Lidocaine has been used in cases that do not improve with other more typical medications. One concern is that seizures often begin again 30 minutes after it is stopped. Additionally, it is not recommended in those with heart or liver problems.

==Prognosis==
While sources vary, about 16 to 20% of first-time SE patients die; with other sources indicating between 10 and 30% of such patients die within 30 days. Further, 10-50% of first-time SE patients experience lifelong disabilities. In the 30% mortality figure, the great majority of these people have an underlying brain condition causing their status seizure such as brain tumor, brain infection, brain trauma, or stroke. People with diagnosed epilepsy who have a status seizure also have an increased risk of death if their condition is not stabilized quickly, their medication and sleep regimen adapted and adhered to, and stress and other stimulant (seizure trigger) levels controlled. However, with optimal neurological care, adherence to the medication regimen, and a good prognosis (no other underlying uncontrolled brain or other organic disease), the person—even people who have been diagnosed with epilepsy—in otherwise good health can survive with minimal or no brain damage, and can decrease risk of death and even avoid future seizures.

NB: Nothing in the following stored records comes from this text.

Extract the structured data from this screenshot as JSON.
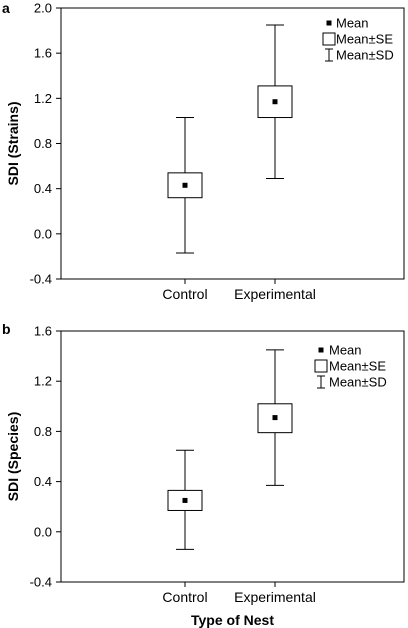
{
  "chart_data": [
    {
      "type": "box",
      "panel_label": "a",
      "categories": [
        "Control",
        "Experimental"
      ],
      "stats": [
        {
          "mean": 0.43,
          "se_low": 0.32,
          "se_high": 0.54,
          "sd_low": -0.17,
          "sd_high": 1.03
        },
        {
          "mean": 1.17,
          "se_low": 1.03,
          "se_high": 1.31,
          "sd_low": 0.49,
          "sd_high": 1.85
        }
      ],
      "ylabel": "SDI (Strains)",
      "xlabel": "",
      "ylim": [
        -0.4,
        2.0
      ],
      "yticks": [
        "-0.4",
        "0.0",
        "0.4",
        "0.8",
        "1.2",
        "1.6",
        "2.0"
      ],
      "legend": {
        "position": "top-right",
        "entries": [
          "Mean",
          "Mean±SE",
          "Mean±SD"
        ]
      },
      "grid": false
    },
    {
      "type": "box",
      "panel_label": "b",
      "categories": [
        "Control",
        "Experimental"
      ],
      "stats": [
        {
          "mean": 0.25,
          "se_low": 0.17,
          "se_high": 0.33,
          "sd_low": -0.14,
          "sd_high": 0.65
        },
        {
          "mean": 0.91,
          "se_low": 0.79,
          "se_high": 1.02,
          "sd_low": 0.37,
          "sd_high": 1.45
        }
      ],
      "ylabel": "SDI (Species)",
      "xlabel": "Type of Nest",
      "ylim": [
        -0.4,
        1.6
      ],
      "yticks": [
        "-0.4",
        "0.0",
        "0.4",
        "0.8",
        "1.2",
        "1.6"
      ],
      "legend": {
        "position": "top-right",
        "entries": [
          "Mean",
          "Mean±SE",
          "Mean±SD"
        ]
      },
      "grid": false
    }
  ]
}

Prognosis of refractory status epilepticus

A different prognosis method was developed for refractory status epilepticus (RSE). Prognosis studies have shown that there is no clear structure of the symptoms; since they range from gastrointestinal to flu-like symptoms, which are considered to be mild and only represent 10%, while the remaining majority of 90% of the clinical cases were unknown. It was found that it takes a period of 1 to 14 days for the patient to reach the prodromal stage in which the episode is yet to come for the first time. It was found that the frequency of those initial seizures starts from a short and inconsistent seizures that lasts for a few hours and may extend to few days. It can simply strike to hundreds of seizures per day, which is the stage that needed an urgent medical intervene in which the patient expected to be in the intensive care unit (ICU) as soon as possible. Typically focal seizures are the most common among those cases.

==Epidemiology==
In the United States, about 40 cases of SE occur annually per 100,000 people. This includes about 10–20% of all first seizures.

Prevalence

It was found that status epilepticus is more prevalent among African Americans than Caucasian Americans by threefold in North London, and that Asian children have recorded a relatively higher susceptibility of developing the more severe form of febrile seizures. These ethnic distribution rates indicate the genetic contribution to the susceptibility of status epilepticus. Also, studies have shown that status epilepticus is more common in males.

Aetiology

Many studies have found out that age is the most related factor to the etiology of status epilepticus, since 52% of febrile seizures was found in children, while for adults acute cerebralvascular cases was more common, side by side with hypoxia and other metabolic causes.

==Research==
Allopregnanolone was being studied as a treatment for super-resistant status epilepticus, but was found to have no benefit over placebo.